Another problem that’s not a hiccup with the producer/consumer problem necessarily - but a challenge while implementing the kv store - is that with an unreliable network, clients can think an RPC failed when it actually succeeded. In this case, clients will retry that same request, and the kv store will treat it as a new request, appending that request to Raft’s log, and executing it on the database when the request is replicated successfully. Handling this should be pretty simple - just maintain an in-memory map of which client ID sent the last request. For each new request, we can assume that the client must have successfully seen and observed the previous request since a particular client will wait for a request to be successful before sending the next.

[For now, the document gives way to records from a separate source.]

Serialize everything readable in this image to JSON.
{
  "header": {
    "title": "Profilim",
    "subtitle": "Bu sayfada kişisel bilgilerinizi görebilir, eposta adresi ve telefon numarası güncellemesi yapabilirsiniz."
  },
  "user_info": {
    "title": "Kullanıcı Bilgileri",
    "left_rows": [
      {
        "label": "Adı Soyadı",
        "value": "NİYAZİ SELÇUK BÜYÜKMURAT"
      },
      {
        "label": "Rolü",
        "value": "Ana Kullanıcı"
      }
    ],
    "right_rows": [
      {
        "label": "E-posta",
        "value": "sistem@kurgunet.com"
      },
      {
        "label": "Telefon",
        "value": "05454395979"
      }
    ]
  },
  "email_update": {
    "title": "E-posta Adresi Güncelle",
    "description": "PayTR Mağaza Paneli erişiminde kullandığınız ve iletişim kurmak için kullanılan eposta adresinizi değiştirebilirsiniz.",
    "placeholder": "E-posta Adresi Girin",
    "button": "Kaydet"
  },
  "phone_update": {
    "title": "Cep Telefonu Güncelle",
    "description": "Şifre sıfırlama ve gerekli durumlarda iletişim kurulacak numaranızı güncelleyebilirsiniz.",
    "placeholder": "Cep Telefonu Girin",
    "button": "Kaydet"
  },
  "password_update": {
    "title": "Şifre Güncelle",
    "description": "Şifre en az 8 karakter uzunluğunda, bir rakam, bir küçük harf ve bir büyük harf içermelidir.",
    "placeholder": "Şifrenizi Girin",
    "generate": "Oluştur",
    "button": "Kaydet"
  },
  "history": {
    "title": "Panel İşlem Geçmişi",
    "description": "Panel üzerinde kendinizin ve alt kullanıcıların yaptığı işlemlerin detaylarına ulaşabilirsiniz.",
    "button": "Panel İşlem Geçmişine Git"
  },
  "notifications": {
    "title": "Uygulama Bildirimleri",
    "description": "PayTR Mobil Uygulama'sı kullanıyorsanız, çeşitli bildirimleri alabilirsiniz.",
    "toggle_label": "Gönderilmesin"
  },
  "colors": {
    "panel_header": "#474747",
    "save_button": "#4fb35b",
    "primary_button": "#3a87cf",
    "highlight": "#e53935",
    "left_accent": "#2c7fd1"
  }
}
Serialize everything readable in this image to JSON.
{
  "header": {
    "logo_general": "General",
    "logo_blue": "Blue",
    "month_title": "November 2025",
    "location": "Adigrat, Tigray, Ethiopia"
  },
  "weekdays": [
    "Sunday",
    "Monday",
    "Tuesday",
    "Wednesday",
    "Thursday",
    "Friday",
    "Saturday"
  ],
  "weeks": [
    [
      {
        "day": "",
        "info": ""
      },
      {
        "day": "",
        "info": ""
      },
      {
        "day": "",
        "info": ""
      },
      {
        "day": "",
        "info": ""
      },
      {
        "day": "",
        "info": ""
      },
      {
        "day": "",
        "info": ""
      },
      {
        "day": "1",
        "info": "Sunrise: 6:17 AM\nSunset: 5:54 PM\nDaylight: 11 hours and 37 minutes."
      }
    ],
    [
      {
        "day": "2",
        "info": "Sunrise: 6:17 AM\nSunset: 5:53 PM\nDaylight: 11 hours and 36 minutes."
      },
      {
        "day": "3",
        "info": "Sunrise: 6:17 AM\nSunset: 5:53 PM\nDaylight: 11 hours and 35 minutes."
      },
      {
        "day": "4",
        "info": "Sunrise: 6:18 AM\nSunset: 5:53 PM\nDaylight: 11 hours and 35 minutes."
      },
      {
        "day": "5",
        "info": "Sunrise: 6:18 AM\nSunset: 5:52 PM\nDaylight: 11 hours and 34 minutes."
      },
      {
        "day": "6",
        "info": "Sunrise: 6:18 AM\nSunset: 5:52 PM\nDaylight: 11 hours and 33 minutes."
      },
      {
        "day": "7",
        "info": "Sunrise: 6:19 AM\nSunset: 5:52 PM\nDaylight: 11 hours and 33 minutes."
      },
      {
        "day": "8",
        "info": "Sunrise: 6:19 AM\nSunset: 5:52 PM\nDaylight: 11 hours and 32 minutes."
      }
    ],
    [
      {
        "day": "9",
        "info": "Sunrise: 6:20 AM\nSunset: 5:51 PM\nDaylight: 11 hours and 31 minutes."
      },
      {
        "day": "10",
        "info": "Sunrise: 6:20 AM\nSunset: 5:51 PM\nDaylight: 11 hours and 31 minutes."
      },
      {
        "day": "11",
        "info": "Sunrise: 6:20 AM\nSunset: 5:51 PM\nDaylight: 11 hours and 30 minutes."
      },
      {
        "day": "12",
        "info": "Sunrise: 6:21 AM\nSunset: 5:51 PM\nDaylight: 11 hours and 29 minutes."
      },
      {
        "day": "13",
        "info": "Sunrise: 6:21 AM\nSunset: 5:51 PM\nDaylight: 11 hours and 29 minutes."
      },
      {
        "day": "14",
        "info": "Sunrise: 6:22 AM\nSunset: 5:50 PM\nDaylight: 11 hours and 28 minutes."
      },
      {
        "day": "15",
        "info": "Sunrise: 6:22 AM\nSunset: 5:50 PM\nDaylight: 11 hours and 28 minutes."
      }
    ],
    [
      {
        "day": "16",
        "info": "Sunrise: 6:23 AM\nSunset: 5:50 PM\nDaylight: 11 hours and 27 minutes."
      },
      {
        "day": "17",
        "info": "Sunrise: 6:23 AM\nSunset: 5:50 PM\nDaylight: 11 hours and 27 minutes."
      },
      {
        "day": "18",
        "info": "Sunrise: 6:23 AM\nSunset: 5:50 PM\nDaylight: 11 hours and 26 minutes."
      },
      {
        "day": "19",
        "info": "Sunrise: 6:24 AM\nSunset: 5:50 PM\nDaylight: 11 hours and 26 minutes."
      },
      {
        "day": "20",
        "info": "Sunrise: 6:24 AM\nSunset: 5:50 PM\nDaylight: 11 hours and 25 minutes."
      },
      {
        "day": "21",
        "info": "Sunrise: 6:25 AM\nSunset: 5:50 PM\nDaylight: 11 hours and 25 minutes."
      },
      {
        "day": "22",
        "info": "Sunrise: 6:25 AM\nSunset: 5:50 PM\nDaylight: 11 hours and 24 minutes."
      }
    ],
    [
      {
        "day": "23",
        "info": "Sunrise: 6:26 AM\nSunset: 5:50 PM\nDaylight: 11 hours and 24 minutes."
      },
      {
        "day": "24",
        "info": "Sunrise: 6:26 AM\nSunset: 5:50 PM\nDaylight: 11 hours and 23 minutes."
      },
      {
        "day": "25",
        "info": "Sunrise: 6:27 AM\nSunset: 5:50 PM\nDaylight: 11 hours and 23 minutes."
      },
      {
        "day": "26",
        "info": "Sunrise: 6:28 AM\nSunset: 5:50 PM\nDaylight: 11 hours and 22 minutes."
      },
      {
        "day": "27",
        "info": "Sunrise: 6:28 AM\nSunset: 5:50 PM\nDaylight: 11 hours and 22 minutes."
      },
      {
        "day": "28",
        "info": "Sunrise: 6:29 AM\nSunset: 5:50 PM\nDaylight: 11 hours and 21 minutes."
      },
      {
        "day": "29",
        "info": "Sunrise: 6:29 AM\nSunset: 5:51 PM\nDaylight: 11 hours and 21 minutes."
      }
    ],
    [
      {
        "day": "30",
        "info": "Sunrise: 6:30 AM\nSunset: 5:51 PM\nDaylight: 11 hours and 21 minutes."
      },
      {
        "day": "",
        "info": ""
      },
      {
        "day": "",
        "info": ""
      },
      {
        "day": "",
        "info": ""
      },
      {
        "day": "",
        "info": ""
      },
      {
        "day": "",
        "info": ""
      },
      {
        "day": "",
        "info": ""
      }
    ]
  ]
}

Finally, a leader could also crash and reboot in the middle of processing (AKA replicating) a request. Since the leader will read its persisted (to disk) state on boot, it will retain its leadership status. However, any waiting RPC threads will have died out. Handling this case took me quite some thought. I was in essence, trying to prevent duplicate requests from clients, since when a server fails, clients immediately start retrying. Since we can’t now maintain an in-memory map of which client sent which request (we can only persist Raft state, not the kv store state), we need to come up with another solution. Turns out, we can just send duplicate requests to Raft to replicate. Since replicated commands pop up one by one on the applier channel, we can simply build out a new set of which requests we have seen so far - and ignore the duplicate ones.

Mental blocks and impossible puzzles

During the development of the store, I faced a lot of challenges that simply seemed impossible to solve. For example, in the leader can crash and reboot situation, I was so fixated on my thought process of “you just can’t send a duplicate request to Raft to replicate” that I never stopped to think “well, what if you do?”. Handling such mental blocks and somehow widening your tunnel vision - is what I truly love about software engineering. The fact that you are forced, so frequently, to question your fundamental assumptions really improves your overall problem-solving skills.

Final thoughts

During development, when faced with a problem I started Thrash Tuning quite often. Thrash tuning is a temptation that I know is bad, but it’s so hard to avoid - when you’re solving a larger bug and smaller ones start to show up, it’s almost an instinct to want them to go away asap so you can start focussing on the more “important” issue. However, needless to say, this leads to problems more often than not. Avoiding thrash tuning is easy to say, but very hard (not impossible though!) to truly implement in practice.
I started out writing this post to ELI5 building a distributed key-value store. However, writing this was so hard because there are so many nuances you have to know beforehand - for example, it’s not practical to explain the inner workings of Raft or how it replicates commands in the face of crashes or network partitions. And so, I pivoted to writing this post intended for only those readers that are trying to implement this (and like me, got stuck). Implementing Raft was a lot easier than this because you have an entire paper that guides you and tells you exactly how to implement the system. However, there is honestly not a lot of advice out there on how to fix issues one will encounter when building a KV Store. Hopefully, this post helps someone!